Gray and Weinstein have a history. (Did the premiere party finger sandwiches have big cold cuts and small bread? Nigel Tufnel needs to know!) So it wasn't a complete shock when the Weinstein Co. failed to send DVD screeners of "The Immigrant" to critics groups, concentrating their efforts instead on "The Imitation Game" and "St. Vincent." Critics have responded by giving Cotillard one award after another, a gesture that has the two-pronged effect of rewarding a performance and poking Weinstein in the eye.
Meanwhile, Cotillard has another movie, "Two Days, One Night" from Belgian filmmakers Luc and Jean-Pierre Dardenne, arriving on Christmas. Will the academy take notice of either performance? Well, safe to say that DVD screeners of "Two Days" are moving to the top of the pile in many voters' households.
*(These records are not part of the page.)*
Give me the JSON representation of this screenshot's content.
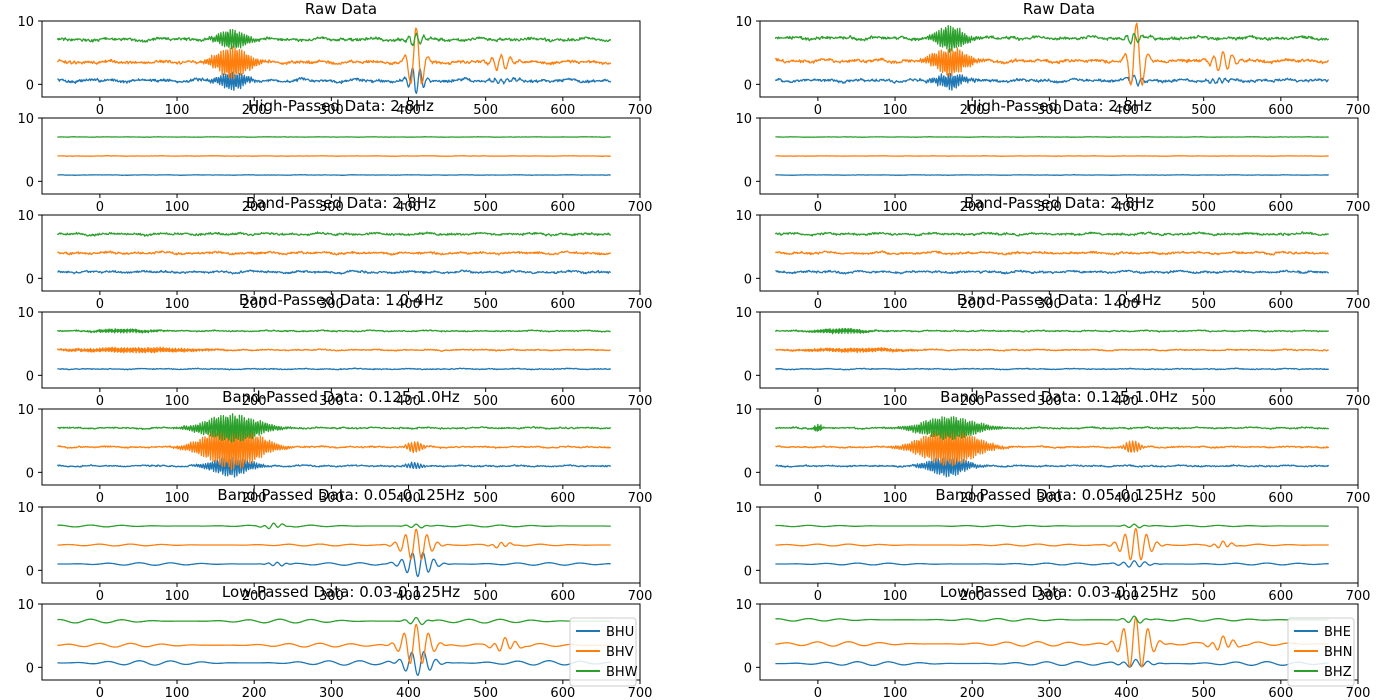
{
  "chart_data": [
    {
      "type": "line",
      "title": "Raw Data",
      "xlim": [
        -75,
        700
      ],
      "ylim": [
        -2,
        10
      ],
      "xticks": [
        0,
        100,
        200,
        300,
        400,
        500,
        600,
        700
      ],
      "yticks": [
        0,
        10
      ],
      "x_range": [
        -55,
        662
      ],
      "series": [
        {
          "label": "BHU",
          "color": "#1f77b4",
          "baseline": 0.6,
          "noise": 0.25,
          "events": [
            {
              "t": 172,
              "amp": 1.4,
              "dur": 15,
              "period": 3
            },
            {
              "t": 410,
              "amp": -2.2,
              "dur": 8,
              "period": 10
            },
            {
              "t": 520,
              "amp": 0.4,
              "dur": 12,
              "period": 8
            }
          ]
        },
        {
          "label": "BHV",
          "color": "#ff7f0e",
          "baseline": 3.5,
          "noise": 0.25,
          "events": [
            {
              "t": 172,
              "amp": 2.5,
              "dur": 18,
              "period": 3
            },
            {
              "t": 410,
              "amp": 5.5,
              "dur": 8,
              "period": 16
            },
            {
              "t": 520,
              "amp": 1.2,
              "dur": 12,
              "period": 12
            }
          ]
        },
        {
          "label": "BHW",
          "color": "#2ca02c",
          "baseline": 7.1,
          "noise": 0.25,
          "events": [
            {
              "t": 172,
              "amp": 1.6,
              "dur": 15,
              "period": 3
            },
            {
              "t": 410,
              "amp": 1.0,
              "dur": 8,
              "period": 10
            }
          ]
        }
      ]
    },
    {
      "type": "line",
      "title": "Raw Data",
      "xlim": [
        -75,
        700
      ],
      "ylim": [
        -2,
        10
      ],
      "xticks": [
        0,
        100,
        200,
        300,
        400,
        500,
        600,
        700
      ],
      "yticks": [
        0,
        10
      ],
      "x_range": [
        -55,
        662
      ],
      "series": [
        {
          "label": "BHE",
          "color": "#1f77b4",
          "baseline": 0.6,
          "noise": 0.25,
          "events": [
            {
              "t": 172,
              "amp": 1.2,
              "dur": 15,
              "period": 3
            },
            {
              "t": 410,
              "amp": 0.8,
              "dur": 8,
              "period": 10
            },
            {
              "t": 520,
              "amp": 0.4,
              "dur": 12,
              "period": 8
            }
          ]
        },
        {
          "label": "BHN",
          "color": "#ff7f0e",
          "baseline": 3.7,
          "noise": 0.25,
          "events": [
            {
              "t": 172,
              "amp": 2.2,
              "dur": 18,
              "period": 3
            },
            {
              "t": 413,
              "amp": 6.0,
              "dur": 8,
              "period": 16
            },
            {
              "t": 525,
              "amp": 1.5,
              "dur": 12,
              "period": 12
            }
          ]
        },
        {
          "label": "BHZ",
          "color": "#2ca02c",
          "baseline": 7.3,
          "noise": 0.25,
          "events": [
            {
              "t": 172,
              "amp": 2.0,
              "dur": 15,
              "period": 3
            },
            {
              "t": 410,
              "amp": 0.8,
              "dur": 8,
              "period": 10
            }
          ]
        }
      ]
    },
    {
      "type": "line",
      "title": "High-Passed Data: 2-8Hz",
      "xlim": [
        -75,
        700
      ],
      "ylim": [
        -2,
        10
      ],
      "xticks": [
        0,
        100,
        200,
        300,
        400,
        500,
        600,
        700
      ],
      "yticks": [
        0,
        10
      ],
      "x_range": [
        -55,
        662
      ],
      "series": [
        {
          "label": "BHU",
          "color": "#1f77b4",
          "baseline": 1.0,
          "noise": 0.03,
          "events": []
        },
        {
          "label": "BHV",
          "color": "#ff7f0e",
          "baseline": 4.0,
          "noise": 0.03,
          "events": []
        },
        {
          "label": "BHW",
          "color": "#2ca02c",
          "baseline": 7.0,
          "noise": 0.03,
          "events": []
        }
      ]
    },
    {
      "type": "line",
      "title": "High-Passed Data: 2-8Hz",
      "xlim": [
        -75,
        700
      ],
      "ylim": [
        -2,
        10
      ],
      "xticks": [
        0,
        100,
        200,
        300,
        400,
        500,
        600,
        700
      ],
      "yticks": [
        0,
        10
      ],
      "x_range": [
        -55,
        662
      ],
      "series": [
        {
          "label": "BHE",
          "color": "#1f77b4",
          "baseline": 1.0,
          "noise": 0.03,
          "events": []
        },
        {
          "label": "BHN",
          "color": "#ff7f0e",
          "baseline": 4.0,
          "noise": 0.03,
          "events": []
        },
        {
          "label": "BHZ",
          "color": "#2ca02c",
          "baseline": 7.0,
          "noise": 0.03,
          "events": []
        }
      ]
    },
    {
      "type": "line",
      "title": "Band-Passed Data: 2-8Hz",
      "xlim": [
        -75,
        700
      ],
      "ylim": [
        -2,
        10
      ],
      "xticks": [
        0,
        100,
        200,
        300,
        400,
        500,
        600,
        700
      ],
      "yticks": [
        0,
        10
      ],
      "x_range": [
        -55,
        662
      ],
      "series": [
        {
          "label": "BHU",
          "color": "#1f77b4",
          "baseline": 1.0,
          "noise": 0.18,
          "events": []
        },
        {
          "label": "BHV",
          "color": "#ff7f0e",
          "baseline": 4.0,
          "noise": 0.18,
          "events": []
        },
        {
          "label": "BHW",
          "color": "#2ca02c",
          "baseline": 7.0,
          "noise": 0.18,
          "events": []
        }
      ]
    },
    {
      "type": "line",
      "title": "Band-Passed Data: 2-8Hz",
      "xlim": [
        -75,
        700
      ],
      "ylim": [
        -2,
        10
      ],
      "xticks": [
        0,
        100,
        200,
        300,
        400,
        500,
        600,
        700
      ],
      "yticks": [
        0,
        10
      ],
      "x_range": [
        -55,
        662
      ],
      "series": [
        {
          "label": "BHE",
          "color": "#1f77b4",
          "baseline": 1.0,
          "noise": 0.18,
          "events": []
        },
        {
          "label": "BHN",
          "color": "#ff7f0e",
          "baseline": 4.0,
          "noise": 0.18,
          "events": []
        },
        {
          "label": "BHZ",
          "color": "#2ca02c",
          "baseline": 7.0,
          "noise": 0.18,
          "events": []
        }
      ]
    },
    {
      "type": "line",
      "title": "Band-Passed Data: 1.0-4Hz",
      "xlim": [
        -75,
        700
      ],
      "ylim": [
        -2,
        10
      ],
      "xticks": [
        0,
        100,
        200,
        300,
        400,
        500,
        600,
        700
      ],
      "yticks": [
        0,
        10
      ],
      "x_range": [
        -55,
        662
      ],
      "series": [
        {
          "label": "BHU",
          "color": "#1f77b4",
          "baseline": 1.0,
          "noise": 0.08,
          "events": []
        },
        {
          "label": "BHV",
          "color": "#ff7f0e",
          "baseline": 4.0,
          "noise": 0.1,
          "events": [
            {
              "t": 50,
              "amp": 0.4,
              "dur": 60,
              "period": 2
            }
          ]
        },
        {
          "label": "BHW",
          "color": "#2ca02c",
          "baseline": 7.0,
          "noise": 0.1,
          "events": [
            {
              "t": 30,
              "amp": 0.3,
              "dur": 30,
              "period": 2
            }
          ]
        }
      ]
    },
    {
      "type": "line",
      "title": "Band-Passed Data: 1.0-4Hz",
      "xlim": [
        -75,
        700
      ],
      "ylim": [
        -2,
        10
      ],
      "xticks": [
        0,
        100,
        200,
        300,
        400,
        500,
        600,
        700
      ],
      "yticks": [
        0,
        10
      ],
      "x_range": [
        -55,
        662
      ],
      "series": [
        {
          "label": "BHE",
          "color": "#1f77b4",
          "baseline": 1.0,
          "noise": 0.08,
          "events": []
        },
        {
          "label": "BHN",
          "color": "#ff7f0e",
          "baseline": 4.0,
          "noise": 0.1,
          "events": [
            {
              "t": 50,
              "amp": 0.3,
              "dur": 50,
              "period": 2
            }
          ]
        },
        {
          "label": "BHZ",
          "color": "#2ca02c",
          "baseline": 7.0,
          "noise": 0.1,
          "events": [
            {
              "t": 30,
              "amp": 0.4,
              "dur": 25,
              "period": 2
            }
          ]
        }
      ]
    },
    {
      "type": "line",
      "title": "Band-Passed Data: 0.125-1.0Hz",
      "xlim": [
        -75,
        700
      ],
      "ylim": [
        -2,
        10
      ],
      "xticks": [
        0,
        100,
        200,
        300,
        400,
        500,
        600,
        700
      ],
      "yticks": [
        0,
        10
      ],
      "x_range": [
        -55,
        662
      ],
      "series": [
        {
          "label": "BHU",
          "color": "#1f77b4",
          "baseline": 1.0,
          "noise": 0.12,
          "events": [
            {
              "t": 170,
              "amp": 1.6,
              "dur": 20,
              "period": 3
            },
            {
              "t": 408,
              "amp": 0.5,
              "dur": 8,
              "period": 4
            }
          ]
        },
        {
          "label": "BHV",
          "color": "#ff7f0e",
          "baseline": 4.0,
          "noise": 0.12,
          "events": [
            {
              "t": 172,
              "amp": 3.5,
              "dur": 30,
              "period": 3
            },
            {
              "t": 408,
              "amp": 0.9,
              "dur": 8,
              "period": 4
            }
          ]
        },
        {
          "label": "BHW",
          "color": "#2ca02c",
          "baseline": 7.0,
          "noise": 0.12,
          "events": [
            {
              "t": 172,
              "amp": 2.2,
              "dur": 30,
              "period": 3
            }
          ]
        }
      ]
    },
    {
      "type": "line",
      "title": "Band-Passed Data: 0.125-1.0Hz",
      "xlim": [
        -75,
        700
      ],
      "ylim": [
        -2,
        10
      ],
      "xticks": [
        0,
        100,
        200,
        300,
        400,
        500,
        600,
        700
      ],
      "yticks": [
        0,
        10
      ],
      "x_range": [
        -55,
        662
      ],
      "series": [
        {
          "label": "BHE",
          "color": "#1f77b4",
          "baseline": 1.0,
          "noise": 0.12,
          "events": [
            {
              "t": 168,
              "amp": 1.6,
              "dur": 20,
              "period": 3
            }
          ]
        },
        {
          "label": "BHN",
          "color": "#ff7f0e",
          "baseline": 4.0,
          "noise": 0.12,
          "events": [
            {
              "t": 170,
              "amp": 3.0,
              "dur": 30,
              "period": 3
            },
            {
              "t": 408,
              "amp": 1.0,
              "dur": 8,
              "period": 4
            }
          ]
        },
        {
          "label": "BHZ",
          "color": "#2ca02c",
          "baseline": 7.0,
          "noise": 0.12,
          "events": [
            {
              "t": 0,
              "amp": 0.6,
              "dur": 4,
              "period": 2
            },
            {
              "t": 170,
              "amp": 1.8,
              "dur": 30,
              "period": 3
            }
          ]
        }
      ]
    },
    {
      "type": "line",
      "title": "Band-Passed Data: 0.05-0.125Hz",
      "xlim": [
        -75,
        700
      ],
      "ylim": [
        -2,
        10
      ],
      "xticks": [
        0,
        100,
        200,
        300,
        400,
        500,
        600,
        700
      ],
      "yticks": [
        0,
        10
      ],
      "x_range": [
        -55,
        662
      ],
      "series": [
        {
          "label": "BHU",
          "color": "#1f77b4",
          "baseline": 1.0,
          "noise": 0.0,
          "wave": 0.2,
          "events": [
            {
              "t": 412,
              "amp": -2.0,
              "dur": 15,
              "period": 14
            },
            {
              "t": 230,
              "amp": 0.3,
              "dur": 10,
              "period": 12
            }
          ]
        },
        {
          "label": "BHV",
          "color": "#ff7f0e",
          "baseline": 4.0,
          "noise": 0.0,
          "wave": 0.15,
          "events": [
            {
              "t": 410,
              "amp": 2.5,
              "dur": 15,
              "period": 14
            },
            {
              "t": 520,
              "amp": 0.4,
              "dur": 10,
              "period": 12
            }
          ]
        },
        {
          "label": "BHW",
          "color": "#2ca02c",
          "baseline": 7.0,
          "noise": 0.0,
          "wave": 0.15,
          "events": [
            {
              "t": 225,
              "amp": 0.4,
              "dur": 10,
              "period": 12
            },
            {
              "t": 410,
              "amp": 0.3,
              "dur": 10,
              "period": 14
            }
          ]
        }
      ]
    },
    {
      "type": "line",
      "title": "Band-Passed Data: 0.05-0.125Hz",
      "xlim": [
        -75,
        700
      ],
      "ylim": [
        -2,
        10
      ],
      "xticks": [
        0,
        100,
        200,
        300,
        400,
        500,
        600,
        700
      ],
      "yticks": [
        0,
        10
      ],
      "x_range": [
        -55,
        662
      ],
      "series": [
        {
          "label": "BHE",
          "color": "#1f77b4",
          "baseline": 1.0,
          "noise": 0.0,
          "wave": 0.15,
          "events": [
            {
              "t": 410,
              "amp": 0.5,
              "dur": 15,
              "period": 14
            }
          ]
        },
        {
          "label": "BHN",
          "color": "#ff7f0e",
          "baseline": 4.0,
          "noise": 0.0,
          "wave": 0.15,
          "events": [
            {
              "t": 412,
              "amp": 2.6,
              "dur": 15,
              "period": 14
            },
            {
              "t": 525,
              "amp": 0.5,
              "dur": 10,
              "period": 12
            }
          ]
        },
        {
          "label": "BHZ",
          "color": "#2ca02c",
          "baseline": 7.0,
          "noise": 0.0,
          "wave": 0.1,
          "events": [
            {
              "t": 410,
              "amp": 0.3,
              "dur": 10,
              "period": 14
            }
          ]
        }
      ]
    },
    {
      "type": "line",
      "title": "Low-Passed Data: 0.03-0.125Hz",
      "xlim": [
        -75,
        700
      ],
      "ylim": [
        -2,
        10
      ],
      "xticks": [
        0,
        100,
        200,
        300,
        400,
        500,
        600,
        700
      ],
      "yticks": [
        0,
        10
      ],
      "x_range": [
        -55,
        662
      ],
      "legend": "bottom-right",
      "series": [
        {
          "label": "BHU",
          "color": "#1f77b4",
          "baseline": 0.7,
          "noise": 0.0,
          "wave": 0.35,
          "events": [
            {
              "t": 412,
              "amp": -2.0,
              "dur": 15,
              "period": 16
            }
          ]
        },
        {
          "label": "BHV",
          "color": "#ff7f0e",
          "baseline": 3.5,
          "noise": 0.0,
          "wave": 0.3,
          "events": [
            {
              "t": 410,
              "amp": 3.3,
              "dur": 15,
              "period": 16
            },
            {
              "t": 525,
              "amp": 1.0,
              "dur": 12,
              "period": 14
            }
          ]
        },
        {
          "label": "BHW",
          "color": "#2ca02c",
          "baseline": 7.3,
          "noise": 0.0,
          "wave": 0.3,
          "events": [
            {
              "t": 410,
              "amp": 0.6,
              "dur": 10,
              "period": 16
            }
          ]
        }
      ]
    },
    {
      "type": "line",
      "title": "Low-Passed Data: 0.03-0.125Hz",
      "xlim": [
        -75,
        700
      ],
      "ylim": [
        -2,
        10
      ],
      "xticks": [
        0,
        100,
        200,
        300,
        400,
        500,
        600,
        700
      ],
      "yticks": [
        0,
        10
      ],
      "x_range": [
        -55,
        662
      ],
      "legend": "bottom-right",
      "series": [
        {
          "label": "BHE",
          "color": "#1f77b4",
          "baseline": 0.6,
          "noise": 0.0,
          "wave": 0.3,
          "events": [
            {
              "t": 412,
              "amp": 0.6,
              "dur": 15,
              "period": 16
            }
          ]
        },
        {
          "label": "BHN",
          "color": "#ff7f0e",
          "baseline": 3.7,
          "noise": 0.0,
          "wave": 0.35,
          "events": [
            {
              "t": 412,
              "amp": 4.2,
              "dur": 15,
              "period": 16
            },
            {
              "t": 525,
              "amp": 1.0,
              "dur": 12,
              "period": 14
            }
          ]
        },
        {
          "label": "BHZ",
          "color": "#2ca02c",
          "baseline": 7.5,
          "noise": 0.0,
          "wave": 0.2,
          "events": [
            {
              "t": 410,
              "amp": 0.6,
              "dur": 10,
              "period": 16
            }
          ]
        }
      ]
    }
  ]
}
It's not a stretch to think this past Oscar winner could land a lead actress nomination based on her superb, immersive work in the Dardennes' movie.
'Interstellar'
Christopher Nolan's intentionally inaudible space drama has come up empty with critics groups, including L.A., a band that has bestowed its best picture prize on such movies as "Gravity" and "Wall-E." Look for the shrugging to continue in the weeks ahead.
'The Tale of Princess Kaguya'
In a year with two fantastic studio entries -- "The Lego Movie" and "Big Hero 6," the animated feature Oscar might be won by the exquisite tear-jerker “Princess Kaguya,†widely regarded as one of Studio Ghibli’s landmark achievements. The movie won prizes from the Los Angeles and Boston critics groups Sunday, getting the vote from many members over the (almost) equally loved "The Lego Movie." If enough academy members watch the film -- always the trick in this category -- it could pull off an Oscar night surprise. It's a flat-out masterpiece.